A Lament for Violence in Texas

Oh God, our God, today we cry out.
How long, oh Lord?
How long must we endure a way where hate overflows from one and devastates the neighbor?
How long must we live in a world obsessed with ways of violence?
How long must we wait until the next tragedy unfolds?
How much more blood needs shed?
How many more lives need lost?
How many more here we go agains must we utter?
How could someone be so calloused, filled with such hate, hell-bent on inflicting their brokenness on others?
These questions of how, pervade our minds each time when we turn on the news.
Still, Lord, we trust in you.
The prophets of old foretell of a world where violence is no more, where there is neither victim nor perpetrator, where weapons are rendered useless except as plowshares, where all live in peace.
But until that day, we cry out.
We know that you hear our prayers and that you are near to the brokenhearted.
As we reflect, we ask that you would be near today to all those whose loved ones lost their lives and those injured and for those who will be tormented by these actions forever.
God, today we ask you to grant us new words, ordained by your spirit to speak.
All of our rhetoric is useless.
The talking heads will say this and point to that.
These words are tired and empty and meaningless.
Grant us action over speech.
Lead us to value life in a culture that breeds death.

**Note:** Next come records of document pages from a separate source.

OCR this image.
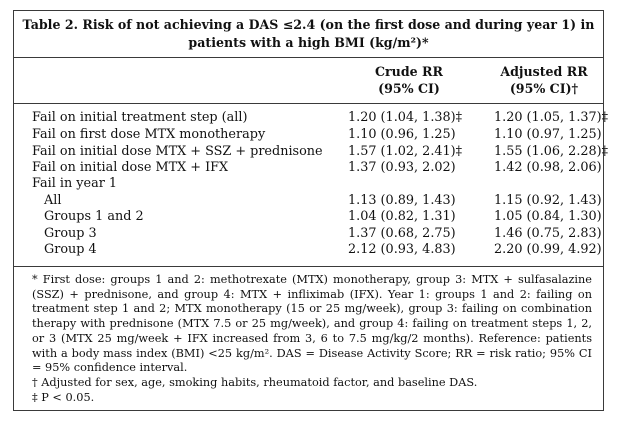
Table 2. Risk of not achieving a DAS ≤2.4 (on the first dose and during year 1) in
patients with a high BMI (kg/m²)*
Crude RR
(95% CI)
Adjusted RR
(95% CI)†
Fail on initial treatment step (all)	1.20 (1.04, 1.38)‡	1.20 (1.05, 1.37)‡
Fail on first dose MTX monotherapy	1.10 (0.96, 1.25)	1.10 (0.97, 1.25)
Fail on initial dose MTX + SSZ + prednisone	1.57 (1.02, 2.41)‡	1.55 (1.06, 2.28)‡
Fail on initial dose MTX + IFX	1.37 (0.93, 2.02)	1.42 (0.98, 2.06)
Fail in year 1
All	1.13 (0.89, 1.43)	1.15 (0.92, 1.43)
Groups 1 and 2	1.04 (0.82, 1.31)	1.05 (0.84, 1.30)
Group 3	1.37 (0.68, 2.75)	1.46 (0.75, 2.83)
Group 4	2.12 (0.93, 4.83)	2.20 (0.99, 4.92)

* First dose: groups 1 and 2: methotrexate (MTX) monotherapy, group 3: MTX + sulfasalazine (SSZ) + prednisone, and group 4: MTX + infliximab (IFX). Year 1: groups 1 and 2: failing on treatment step 1 and 2; MTX monotherapy (15 or 25 mg/week), group 3: failing on combination therapy with prednisone (MTX 7.5 or 25 mg/week), and group 4: failing on treatment steps 1, 2, or 3 (MTX 25 mg/week + IFX increased from 3, 6 to 7.5 mg/kg/2 months). Reference: patients with a body mass index (BMI) <25 kg/m². DAS = Disease Activity Score; RR = risk ratio; 95% CI = 95% confidence interval.

† Adjusted for sex, age, smoking habits, rheumatoid factor, and baseline DAS.

‡ P < 0.05.
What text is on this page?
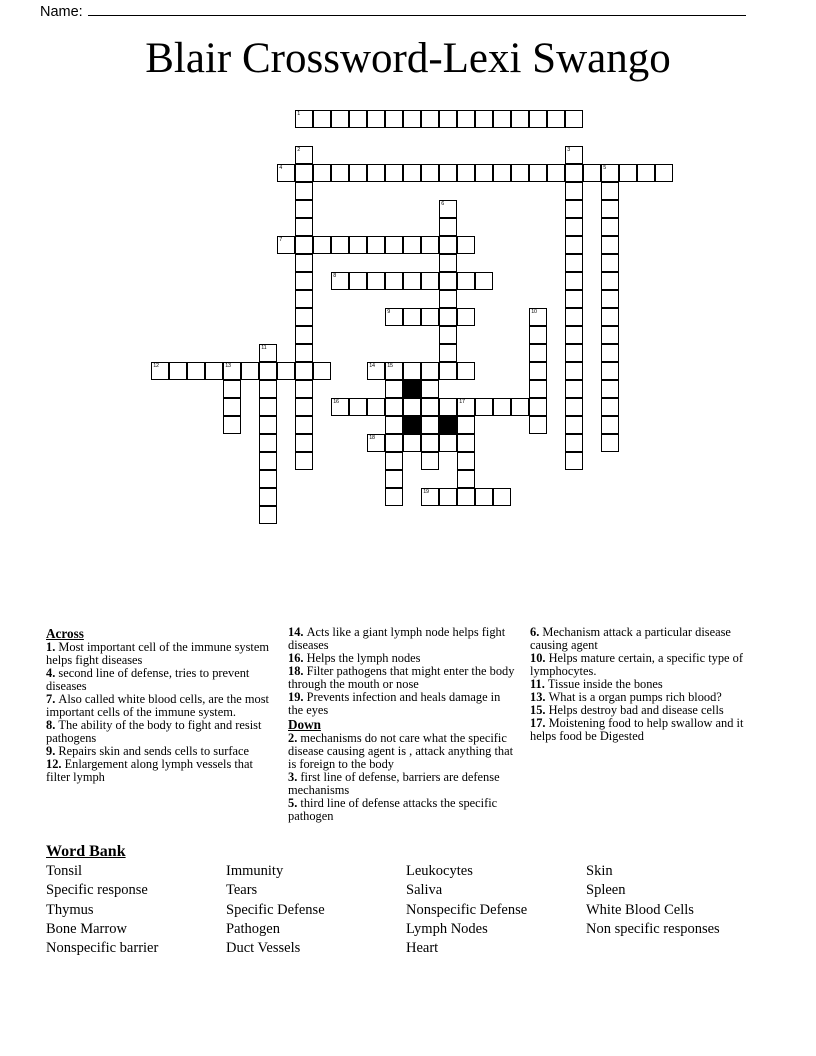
Name:
Blair Crossword-Lexi Swango
1
2	3
4	5
6
7
8
9	10
11
12	13	14 15
16	17
18
19
Across
1. Most important cell of the immune system helps fight diseases
4. second line of defense, tries to prevent diseases
7. Also called white blood cells, are the most important cells of the immune system.
8. The ability of the body to fight and resist pathogens
9. Repairs skin and sends cells to surface
12. Enlargement along lymph vessels that filter lymph
14. Acts like a giant lymph node helps fight diseases
16. Helps the lymph nodes
18. Filter pathogens that might enter the body through the mouth or nose
19. Prevents infection and heals damage in the eyes
Down
2. mechanisms do not care what the specific disease causing agent is , attack anything that is foreign to the body
3. first line of defense, barriers are defense mechanisms
5. third line of defense attacks the specific pathogen
6. Mechanism attack a particular disease causing agent
10. Helps mature certain, a specific type of lymphocytes.
11. Tissue inside the bones
13. What is a organ pumps rich blood?
15. Helps destroy bad and disease cells
17. Moistening food to help swallow and it helps food be Digested
Word Bank
Tonsil
Specific response
Thymus
Bone Marrow
Nonspecific barrier
Immunity
Tears
Specific Defense
Pathogen
Duct Vessels
Leukocytes
Saliva
Nonspecific Defense
Lymph Nodes
Heart
Skin
Spleen
White Blood Cells
Non specific responses
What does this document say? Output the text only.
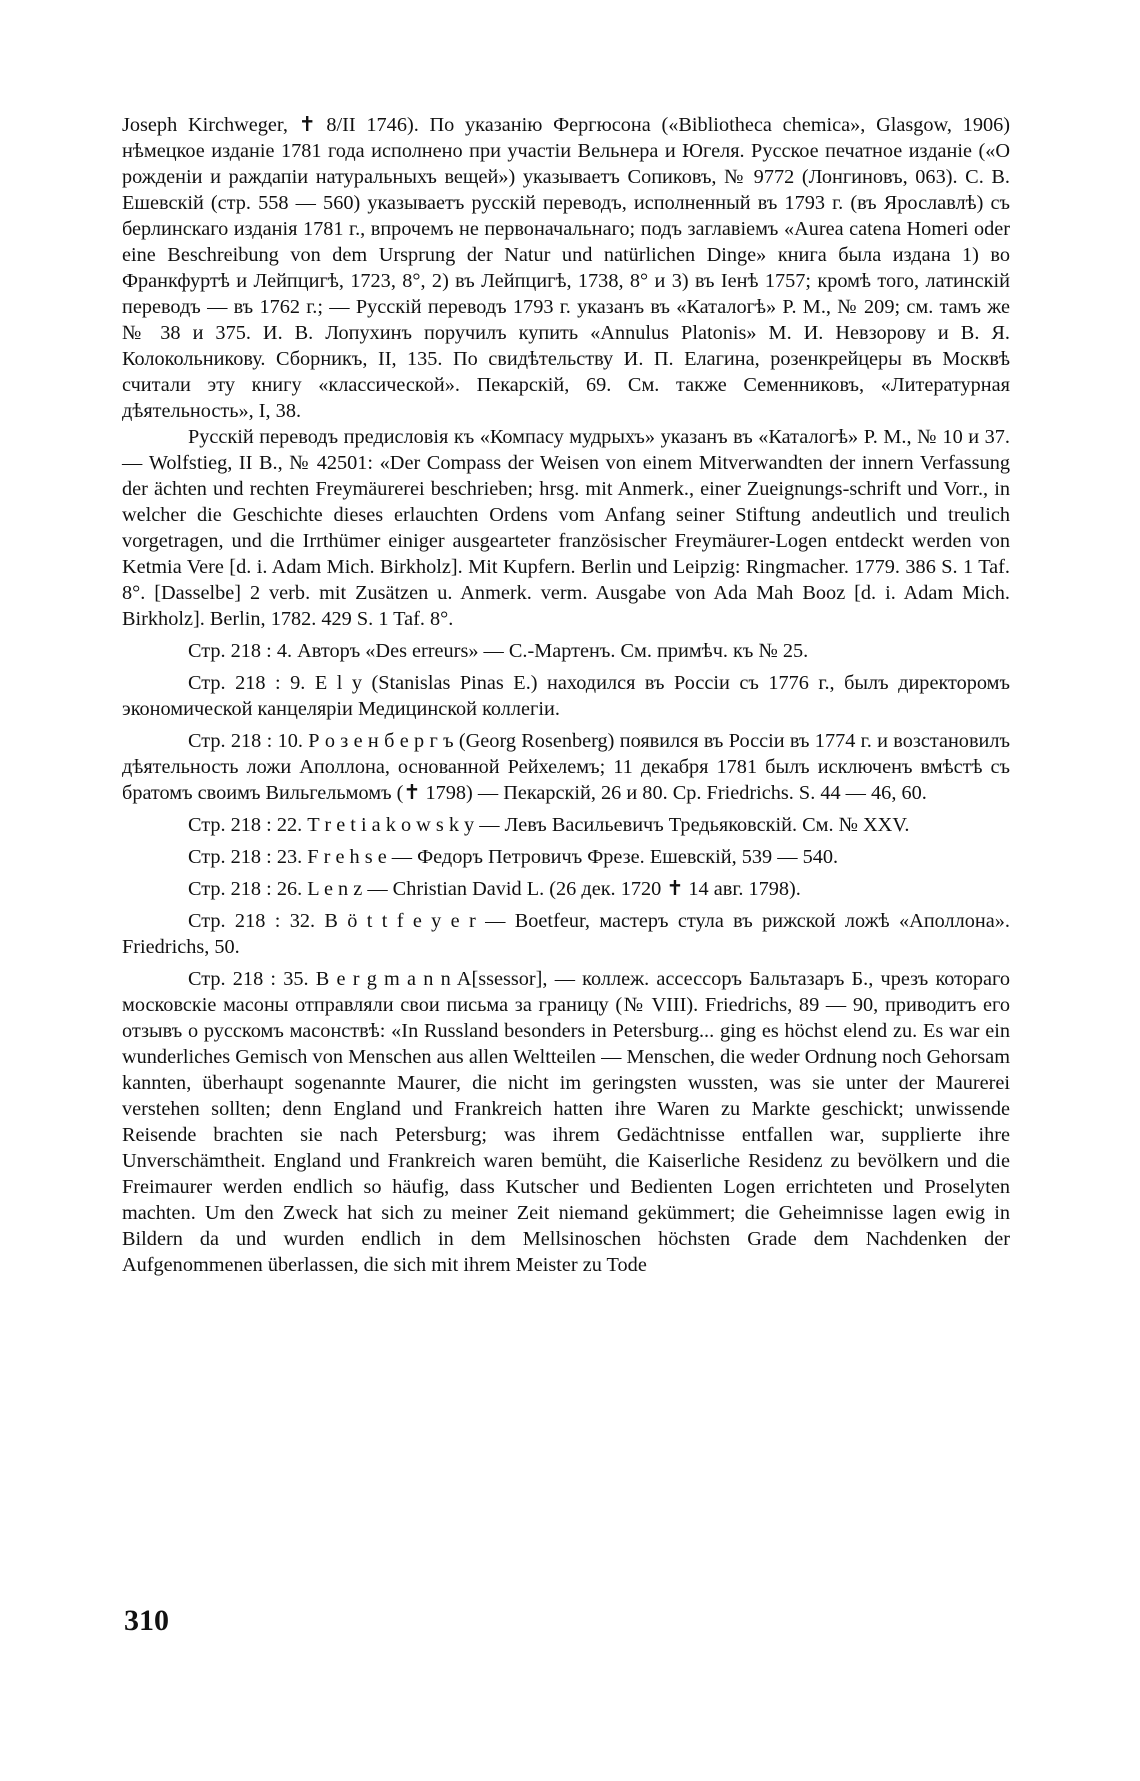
Joseph Kirchweger, ✝ 8/II 1746). По указанію Фергюсона («Bibliotheca chemica», Glasgow, 1906) нѣмецкое изданіе 1781 года исполнено при участіи Вельнера и Югеля. Русское печатное изданіе («О рожденіи и раждапіи натуральныхъ вещей») указываетъ Сопиковъ, № 9772 (Лонгиновъ, 063). С. В. Ешевскій (стр. 558 — 560) указываетъ русскій переводъ, исполненный въ 1793 г. (въ Ярославлѣ) съ берлинскаго изданія 1781 г., впрочемъ не первоначальнаго; подъ заглавіемъ «Aurea catena Homeri oder eine Beschreibung von dem Ursprung der Natur und natürlichen Dinge» книга была издана 1) во Франкфуртѣ и Лейпцигѣ, 1723, 8°, 2) въ Лейпцигѣ, 1738, 8° и 3) въ Іенѣ 1757; кромѣ того, латинскій переводъ — въ 1762 г.; — Русскій переводъ 1793 г. указанъ въ «Каталогѣ» P. M., № 209; см. тамъ же № 38 и 375. И. В. Лопухинъ поручилъ купить «Annulus Platonis» М. И. Невзорову и В. Я. Колокольникову. Сборникъ, II, 135. По свидѣтельству И. П. Елагина, розенкрейцеры въ Москвѣ считали эту книгу «классической». Пекарскій, 69. См. также Семенниковъ, «Литературная дѣятельность», I, 38.

Русскій переводъ предисловія къ «Компасу мудрыхъ» указанъ въ «Каталогѣ» P. M., № 10 и 37. — Wolfstieg, II В., № 42501: «Der Compass der Weisen von einem Mitverwandten der innern Verfassung der ächten und rechten Freymäurerei beschrieben; hrsg. mit Anmerk., einer Zueignungs-schrift und Vorr., in welcher die Geschichte dieses erlauchten Ordens vom Anfang seiner Stiftung andeutlich und treulich vorgetragen, und die Irrthümer einiger ausgearteter französischer Freymäurer-Logen entdeckt werden von Ketmia Vere [d. i. Adam Mich. Birkholz]. Mit Kupfern. Berlin und Leipzig: Ringmacher. 1779. 386 S. 1 Taf. 8°. [Dasselbe] 2 verb. mit Zusätzen u. Anmerk. verm. Ausgabe von Ada Mah Booz [d. i. Adam Mich. Birkholz]. Berlin, 1782. 429 S. 1 Taf. 8°.

Стр. 218 : 4. Авторъ «Des erreurs» — С.-Мартенъ. См. примѣч. къ № 25.

Стр. 218 : 9. E l y (Stanislas Pinas E.) находился въ Россіи съ 1776 г., былъ директоромъ экономической канцеляріи Медицинской коллегіи.

Стр. 218 : 10. Р о з е н б е р г ъ (Georg Rosenberg) появился въ Россіи въ 1774 г. и возстановилъ дѣятельность ложи Аполлона, основанной Рейхелемъ; 11 декабря 1781 былъ исключенъ вмѣстѣ съ братомъ своимъ Вильгельмомъ (✝ 1798) — Пекарскій, 26 и 80. Ср. Friedrichs. S. 44 — 46, 60.

Стр. 218 : 22. T r e t i a k o w s k y — Левъ Васильевичъ Тредьяковскій. См. № XXV.

Стр. 218 : 23. F r e h s e — Федоръ Петровичъ Фрезе. Ешевскій, 539 — 540.

Стр. 218 : 26. L e n z — Christian David L. (26 дек. 1720 ✝ 14 авг. 1798).

Стр. 218 : 32. B ö t t f e y e r — Boetfeur, мастеръ стула въ рижской ложѣ «Аполлона». Friedrichs, 50.

Стр. 218 : 35. B e r g m a n n A[ssessor], — коллеж. ассессоръ Бальтазаръ Б., чрезъ котораго московскіе масоны отправляли свои письма за границу (№ VIII). Friedrichs, 89 — 90, приводитъ его отзывъ о русскомъ масонствѣ: «In Russland besonders in Petersburg... ging es höchst elend zu. Es war ein wunderliches Gemisch von Menschen aus allen Weltteilen — Menschen, die weder Ordnung noch Gehorsam kannten, überhaupt sogenannte Maurer, die nicht im geringsten wussten, was sie unter der Maurerei verstehen sollten; denn England und Frankreich hatten ihre Waren zu Markte geschickt; unwissende Reisende brachten sie nach Petersburg; was ihrem Gedächtnisse entfallen war, supplierte ihre Unverschämtheit. England und Frankreich waren bemüht, die Kaiserliche Residenz zu bevölkern und die Freimaurer werden endlich so häufig, dass Kutscher und Bedienten Logen errichteten und Proselyten machten. Um den Zweck hat sich zu meiner Zeit niemand gekümmert; die Geheimnisse lagen ewig in Bildern da und wurden endlich in dem Mellsinoschen höchsten Grade dem Nachdenken der Aufgenommenen überlassen, die sich mit ihrem Meister zu Tode

310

Grant us, your church, the courage to trust in you, to actively work towards the day where weapons and hate and fear and disdain are decomposed in the garden of peace.
As we remember, search us, O God.
Uproot within us any animosity towards our neighbor.
Pluck from our lives any roots of hate that might cause us to look down on our neighbor.
Enable us to live in tune with your spirit, that animosity, fear, frustration, judgment, and rage might not have any fertile soil within our lives, that we might live as examples of grace and peace.
That our enemies might say of us, they retaliated our violence with cups of water.
They visited us in our prisons of rage.
They comforted us in our depression of fear.
Until that day, we look to you.
We grieve for now, but we trust in your unfailing love.